Opinión | Tribuna

De dueños a intrusos: la expulsión de las personas de la ciudad

Turistas en las inmediaciones de la catedral de Palma.

Turistas en las inmediaciones de la catedral de Palma. / EP

Durante siglos, las calles fueron el escenario natural de la vida urbana. Se caminaba, se comerciaba, los niños jugaban y la gente se encontraba en plazas y avenidas sin preocuparse por el tráfico. Sin embargo, con la llegada del coche, este equilibrio se rompió. En pocas décadas, el automóvil pasó de ser un lujo a convertirse en el protagonista absoluto de nuestras ciudades, desplazando a quienes antes eran sus principales habitantes: las personas.

El crecimiento del parque automovilístico llevó a una transformación radical del espacio público. El coche privado, a menudo con un único ocupante, se comió el espacio en el que podían moverse libremente más de una docena de personas. Donde antes había plazas, aceras anchas y calles compartidas, se construyeron calzadas, aparcamientos y grandes avenidas pensadas para la circulación rápida de vehículos. La prioridad del diseño urbano dejó de ser la convivencia para centrarse en la eficiencia y fluidez del tráfico. Los espacios peatonales fueron reducidos poco a poco, relegando a los viandantes a aceras angostas y pasos de cebra contados.

Este cambio fue físico pero también cultural. A medida que el coche se adueñaba de las calles, los peatones comenzaron a ser vistos como un obstáculo. Se multiplicaron las normas para restringir su circulación: semáforos que limitan su tiempo de cruce, vallas que impiden el paso fuera de las zonas marcadas y multas para quienes osen cruzar por lugares «no autorizados». Se llegó a culpabilizar al peatón de los atropellos, como si andar por la calzada fuera una imprudencia y no una consecuencia del diseño urbano centrado en el vehículo.

Sabemos que, en la gran mayoría de nuestros barrios y pueblos, más del 70% del espacio público está destinado a coches, ya sea para la circulación o el aparcamiento. Mientras tanto, los peatones, nos hacinamos en aceras cada vez más estrechas, esquivando terrazas, mobiliario urbano y patinetes. Esta distribución desigual no solo limita la movilidad, sino que afecta a la seguridad y la calidad de vida de los ciudadanos.

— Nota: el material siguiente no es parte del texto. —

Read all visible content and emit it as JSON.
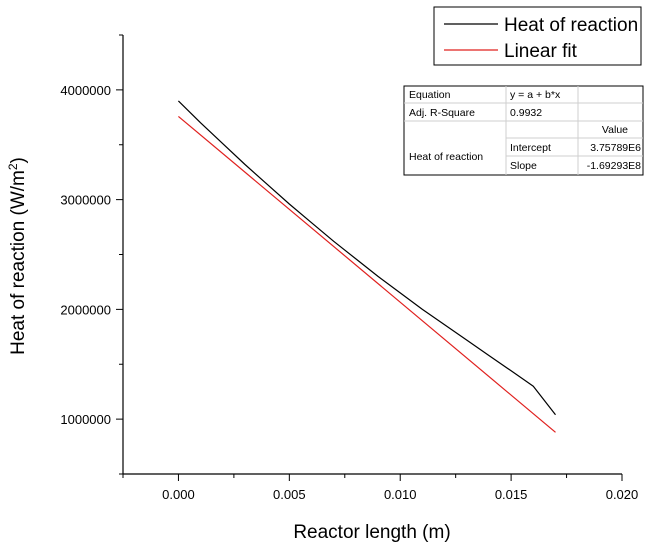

A pesar de todo, los desplazamientos a pie siguen siendo mayoritarios e imprescindibles en nuestra vida diaria. Es por ello que deberíamos preguntarnos si queremos seguir cediendo nuestras ciudades al coche o empezar a reclamar un espacio más humano y saludable.

Las experiencias de cambio en otras ciudades solo han tenido efectos positivos. Cada vez que se peatonaliza una calle, nadie quiere volver a lo anterior. Pero recuperar la ciudad para las personas no significa eliminar completamente el coche, sino repensar el espacio público para que todos puedan disfrutarlo de manera segura y equitativa.

Eso sí, respetando la prioridad de los que caminan o van en bici.